Maybe we are so saturated with media that we simply see the world from the perspective of our cameras and their ability to share images; we value an experience because the audience that lives in our mind values it. The result, of course, is that the world is increasingly curated to appeal to this impulse. We want images, so settings are arranged as images for us, from restaurants to quaint, tourist-hungry towns. To raise a camera in these places is to realise that the photograph has already been prepared for you – or for your audience – like a visual souvenir. The strange disappearance of unmediated reality we see at the MSG Sphere, where not only the audience but the event itself is a wall of screens, only makes this wider development explicit.

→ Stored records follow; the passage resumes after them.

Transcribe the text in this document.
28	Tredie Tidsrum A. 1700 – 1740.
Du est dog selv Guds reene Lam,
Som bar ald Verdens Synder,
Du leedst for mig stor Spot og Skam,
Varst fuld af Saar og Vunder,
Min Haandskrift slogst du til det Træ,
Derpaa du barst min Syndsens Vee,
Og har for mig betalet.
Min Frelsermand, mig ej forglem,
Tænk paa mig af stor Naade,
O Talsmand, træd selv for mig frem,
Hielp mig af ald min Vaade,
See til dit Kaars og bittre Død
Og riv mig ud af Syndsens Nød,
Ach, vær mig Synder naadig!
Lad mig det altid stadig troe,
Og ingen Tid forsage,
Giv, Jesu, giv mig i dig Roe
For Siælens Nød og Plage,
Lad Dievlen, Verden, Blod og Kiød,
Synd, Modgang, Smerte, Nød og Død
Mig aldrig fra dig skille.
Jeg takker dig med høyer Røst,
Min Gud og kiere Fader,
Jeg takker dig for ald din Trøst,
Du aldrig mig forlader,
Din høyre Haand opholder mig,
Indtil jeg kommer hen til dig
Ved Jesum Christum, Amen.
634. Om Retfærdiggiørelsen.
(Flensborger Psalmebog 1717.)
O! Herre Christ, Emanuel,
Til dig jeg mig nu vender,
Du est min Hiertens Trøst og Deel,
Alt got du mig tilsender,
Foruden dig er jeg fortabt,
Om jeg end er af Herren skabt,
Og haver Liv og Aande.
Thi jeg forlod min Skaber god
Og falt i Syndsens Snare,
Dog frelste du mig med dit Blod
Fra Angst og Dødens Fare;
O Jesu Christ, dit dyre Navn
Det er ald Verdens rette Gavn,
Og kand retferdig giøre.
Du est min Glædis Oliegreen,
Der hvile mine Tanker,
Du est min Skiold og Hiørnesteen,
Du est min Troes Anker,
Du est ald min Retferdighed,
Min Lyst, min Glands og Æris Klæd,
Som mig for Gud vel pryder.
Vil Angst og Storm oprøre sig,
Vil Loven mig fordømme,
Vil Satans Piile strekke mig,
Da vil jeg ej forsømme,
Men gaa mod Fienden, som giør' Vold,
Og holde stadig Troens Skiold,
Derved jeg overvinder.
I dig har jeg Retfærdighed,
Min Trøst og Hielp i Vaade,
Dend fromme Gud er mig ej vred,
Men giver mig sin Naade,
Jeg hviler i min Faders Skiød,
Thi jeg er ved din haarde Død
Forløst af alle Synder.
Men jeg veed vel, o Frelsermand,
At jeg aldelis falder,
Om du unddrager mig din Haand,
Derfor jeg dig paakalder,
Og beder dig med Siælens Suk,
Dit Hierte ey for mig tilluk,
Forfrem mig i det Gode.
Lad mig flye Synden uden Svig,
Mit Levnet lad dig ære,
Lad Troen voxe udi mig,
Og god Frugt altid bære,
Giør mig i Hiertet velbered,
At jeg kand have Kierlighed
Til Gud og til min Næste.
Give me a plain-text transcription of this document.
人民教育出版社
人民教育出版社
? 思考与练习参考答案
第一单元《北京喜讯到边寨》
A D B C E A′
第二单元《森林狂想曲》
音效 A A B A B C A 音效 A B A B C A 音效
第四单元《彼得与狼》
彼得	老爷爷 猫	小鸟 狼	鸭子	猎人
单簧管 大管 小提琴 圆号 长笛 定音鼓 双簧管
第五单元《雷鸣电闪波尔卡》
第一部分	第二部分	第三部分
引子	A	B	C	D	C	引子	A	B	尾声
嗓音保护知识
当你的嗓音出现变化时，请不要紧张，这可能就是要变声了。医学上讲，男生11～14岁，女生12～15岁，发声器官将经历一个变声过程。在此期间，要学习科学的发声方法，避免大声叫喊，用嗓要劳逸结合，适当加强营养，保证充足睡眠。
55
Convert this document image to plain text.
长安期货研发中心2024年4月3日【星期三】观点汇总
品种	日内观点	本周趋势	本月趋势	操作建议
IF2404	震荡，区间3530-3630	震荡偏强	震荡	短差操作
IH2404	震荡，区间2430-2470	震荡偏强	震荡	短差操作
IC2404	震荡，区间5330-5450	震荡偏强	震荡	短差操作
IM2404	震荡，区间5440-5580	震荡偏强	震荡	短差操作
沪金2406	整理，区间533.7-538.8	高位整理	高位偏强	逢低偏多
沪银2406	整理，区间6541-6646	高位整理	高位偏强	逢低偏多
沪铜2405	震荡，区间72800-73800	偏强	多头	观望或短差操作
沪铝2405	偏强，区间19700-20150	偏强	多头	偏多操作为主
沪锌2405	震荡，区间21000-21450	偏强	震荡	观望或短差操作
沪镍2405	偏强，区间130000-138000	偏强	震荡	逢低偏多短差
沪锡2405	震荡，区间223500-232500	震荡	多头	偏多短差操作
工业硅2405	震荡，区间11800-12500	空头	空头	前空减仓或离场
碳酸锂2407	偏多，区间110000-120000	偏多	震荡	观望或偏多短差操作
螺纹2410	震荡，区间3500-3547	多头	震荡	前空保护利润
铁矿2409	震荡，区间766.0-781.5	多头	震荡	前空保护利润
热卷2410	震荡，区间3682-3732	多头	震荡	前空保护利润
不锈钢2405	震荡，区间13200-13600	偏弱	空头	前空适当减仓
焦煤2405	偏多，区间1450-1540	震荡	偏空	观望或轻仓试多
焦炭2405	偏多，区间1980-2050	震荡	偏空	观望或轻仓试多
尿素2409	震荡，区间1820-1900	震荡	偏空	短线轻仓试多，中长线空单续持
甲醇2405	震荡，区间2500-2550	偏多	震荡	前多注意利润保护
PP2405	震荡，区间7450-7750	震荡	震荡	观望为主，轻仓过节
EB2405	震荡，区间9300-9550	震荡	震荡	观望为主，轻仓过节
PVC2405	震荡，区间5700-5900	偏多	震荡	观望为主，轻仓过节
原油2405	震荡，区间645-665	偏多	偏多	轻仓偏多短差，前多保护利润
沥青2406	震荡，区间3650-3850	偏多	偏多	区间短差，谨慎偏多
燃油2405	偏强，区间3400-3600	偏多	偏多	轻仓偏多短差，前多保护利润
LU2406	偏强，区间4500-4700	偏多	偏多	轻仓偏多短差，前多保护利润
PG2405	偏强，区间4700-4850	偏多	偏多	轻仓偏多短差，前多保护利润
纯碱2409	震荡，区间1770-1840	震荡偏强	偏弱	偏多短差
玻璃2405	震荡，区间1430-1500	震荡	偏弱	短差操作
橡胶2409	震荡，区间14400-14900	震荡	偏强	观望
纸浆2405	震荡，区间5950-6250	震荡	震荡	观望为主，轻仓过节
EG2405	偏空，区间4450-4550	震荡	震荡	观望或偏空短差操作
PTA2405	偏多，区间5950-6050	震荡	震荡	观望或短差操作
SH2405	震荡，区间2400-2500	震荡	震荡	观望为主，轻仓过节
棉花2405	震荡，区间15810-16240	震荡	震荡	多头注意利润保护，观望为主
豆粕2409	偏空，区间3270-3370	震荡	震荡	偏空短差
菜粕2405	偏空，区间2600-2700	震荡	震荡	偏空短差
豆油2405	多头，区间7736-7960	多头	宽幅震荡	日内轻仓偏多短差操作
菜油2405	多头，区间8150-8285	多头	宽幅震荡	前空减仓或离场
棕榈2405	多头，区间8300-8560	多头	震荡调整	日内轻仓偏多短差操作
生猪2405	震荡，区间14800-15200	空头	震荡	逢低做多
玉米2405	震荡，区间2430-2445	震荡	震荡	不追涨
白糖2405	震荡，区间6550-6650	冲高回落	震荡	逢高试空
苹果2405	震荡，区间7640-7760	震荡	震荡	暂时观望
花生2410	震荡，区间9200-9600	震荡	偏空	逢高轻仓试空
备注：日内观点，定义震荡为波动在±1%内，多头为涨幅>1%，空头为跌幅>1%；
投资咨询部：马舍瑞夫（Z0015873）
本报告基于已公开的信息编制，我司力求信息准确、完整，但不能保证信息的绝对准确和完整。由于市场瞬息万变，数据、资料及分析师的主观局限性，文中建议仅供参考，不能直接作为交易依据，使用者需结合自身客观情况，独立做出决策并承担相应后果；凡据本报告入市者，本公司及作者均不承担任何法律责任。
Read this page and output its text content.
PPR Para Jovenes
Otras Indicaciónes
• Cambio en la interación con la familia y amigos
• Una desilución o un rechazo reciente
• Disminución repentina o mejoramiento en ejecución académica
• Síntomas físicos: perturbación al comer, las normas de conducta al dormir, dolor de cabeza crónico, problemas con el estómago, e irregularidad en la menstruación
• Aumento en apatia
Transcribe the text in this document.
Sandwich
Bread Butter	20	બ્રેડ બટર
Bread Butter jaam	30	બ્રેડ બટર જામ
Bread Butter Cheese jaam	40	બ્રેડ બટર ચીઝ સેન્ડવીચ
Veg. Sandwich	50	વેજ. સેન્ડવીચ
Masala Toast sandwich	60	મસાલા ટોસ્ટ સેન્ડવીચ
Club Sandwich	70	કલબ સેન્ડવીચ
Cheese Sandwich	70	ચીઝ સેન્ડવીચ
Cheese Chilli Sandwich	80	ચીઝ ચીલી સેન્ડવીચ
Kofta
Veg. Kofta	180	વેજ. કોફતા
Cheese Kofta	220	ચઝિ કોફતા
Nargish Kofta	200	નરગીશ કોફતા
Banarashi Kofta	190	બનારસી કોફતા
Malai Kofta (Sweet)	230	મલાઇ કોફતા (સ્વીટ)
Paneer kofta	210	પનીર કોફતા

With the combination of screen and camera, technology has fused the acts of showing and watching. The troubling implication of this, which we are becoming more acquainted with every day, is that when you are seeing something, there is a good chance you are also being seen. And so it transpires that the entertainment mogul who built the MSG Sphere, Jim Dolan, employs facial recognition technology at his venues in New York, including the sports arena Madison Square Garden. According to the New York Times, Dolan uses this tech to deny entry to fans who criticise his management, as well as lawyers who are suing him. It should come as no surprise that the master of spectacle is also a master of surveillance.